O psiquiatra Dennys Lapenda Fagundes ressaltou que, se não houve um suporte da família e amigos, a saúde mental das vítimas pode se agravar ainda mais.
"Muitas dessas pessoas que são stalkeadas têm muito problemas. Às vezes, financeiros, no trabalho, além insônia, desamparo e desapego em relação a elas mesmas. Se ela não tiver um suporte, um cuidado, acaba prejudicando muito. Para a vítima é importante ter todo o suporte de especialistas na área de saúde mental, mas também no ambiente onde ela está sendo perseguida - seja no trabalho, seja em outro lugar que ela frequente, de lazer ou de atividade física. Isso vai fazer ela se sentir confiante, protegida. Muitas dessas vítimas sofrem deboche e acabam aumentando o sofrimento mental, piorando a condição de qualidade de vida dessas pessoas", explicou.
NÚMERO DE DENÚNCIAS DEVE AUMENTAR, AVALIA ESPECIALISTA
Apesar do aumento das denúncias de stalking no País em 2023, a tendência é de que os números continuem crescendo, porque mais pessoas estão entendendo como o crime funciona.

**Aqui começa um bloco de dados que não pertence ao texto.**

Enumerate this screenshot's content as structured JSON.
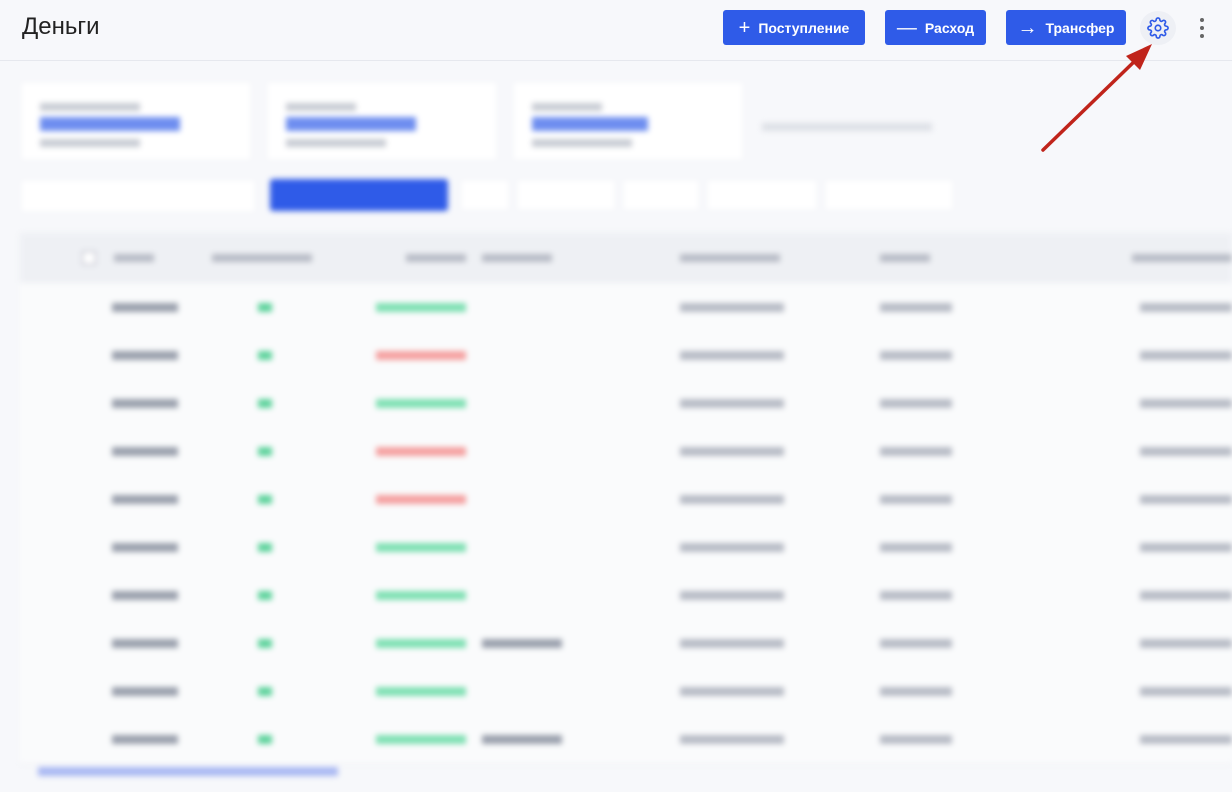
{
  "header": {
    "title": "Деньги",
    "buttons": {
      "income": "Поступление",
      "expense": "Расход",
      "transfer": "Трансфер"
    }
  },
  "colors": {
    "accent": "#2f5be8",
    "annotation_arrow": "#c0241b",
    "positive": "#23b574",
    "negative": "#ee4d4d"
  },
  "icons": {
    "settings": "gear-icon",
    "more": "kebab-menu-icon"
  }
}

"E esse crescimento, de 34,5%, não tem influência ainda do fenômeno Bebê Rena, uma das mais populares séries de streaming, que deve resultar no aumento dos registros e tende a levar a um aumento das notificações em 2024", pontuou Samira Bueno, diretora-executiva do Fórum Brasileiro de Segurança Pública.
A série, exibida pela Netflix no Brasil, tem uma peculiaridade. A vítima do crime de stalking é um homem. E que não tinha qualquer relacionamento anterior com a vítima. Os episódios, baseados em fatos reais, se desenvolvem a partir do momento em que Martha passa a frequentar o bar onde trabalha o comediante e barman Donny.
Após o ato de gentileza, ao entregar uma bebida de cortesia, o comerciante passa a receber diariamente a visita de Martha no local de trabalho. Além disso, mensagens frequentes são enviadas a ele. Em pouco tempo, a perseguição é ampliada e o rapaz percebe que não consegue mais evitá-la, surgindo gatilhos que afetam ainda mais a saúde mental dele.
A psicóloga Amithia Pereira reforça que a história contada na série Bebê Rena não é isolada. "O stalking pode ser feito por pessoas conhecidas das vítimas, na grande maioria das vezes. Mas também podem ser por completos desconhecidos. É importante estar atento aos sinais."